Abseits der Regulierung zeigten Dreimonatsdaten zu Nettozuflüssen, dass Hyperliquid und Base die Zuflüsse anführen. 

Dieselben Daten zeigten, dass das Ethereum-Mainnet im gemessenen Zeitraum die größten Kapitalabflüsse verzeichnete.

Die Rotation deutet auf anhaltende Aktivität auf kostengünstigeren und volumenstarken Netzwerken hin. Base hat Nutzer durch Layer-2-Aktivität angezogen, während Hyperliquid handelsbezogene Liquidität von aktiven Marktteilnehmern gewonnen hat.

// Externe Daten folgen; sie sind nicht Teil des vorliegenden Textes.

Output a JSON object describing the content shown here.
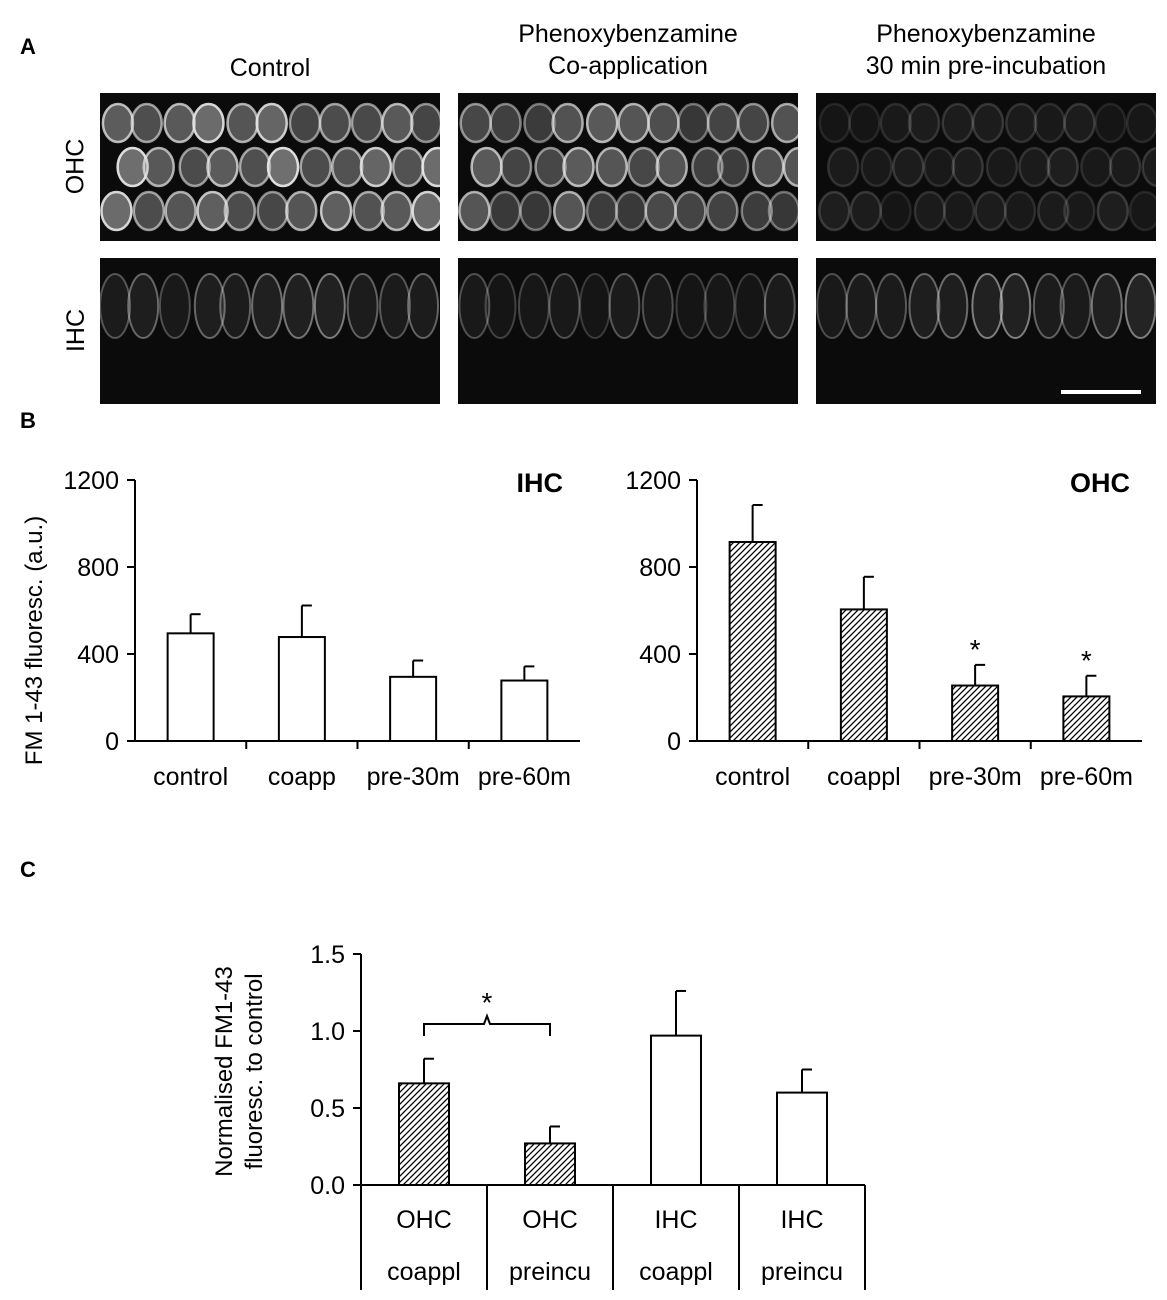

Ethereum bleibt zentral für DeFi und Stablecoin-Abwicklung, doch die Mainnet-Aktivität sieht sich Konkurrenz durch neuere Ausführungsumgebungen ausgesetzt. 

Dies hat mehr Nutzer zu schnelleren Netzwerken mit niedrigeren Transaktionskosten und stärkerer Handelsaktivität getrieben.

Die Aktualisierung der UK-Stablecoin-Regeln erfolgt zu einem Zeitpunkt, an dem sich Zahlungsregeln und Onchain-Liquidität auf den Kryptomärkten weiter verändern. 

Zusammen zeigen diese beiden Trends, wie der Zugang zu regulierten Stablecoins und die Kettenauswahl für Marktteilnehmer und digitale Vermögensfirmen wichtig bleiben.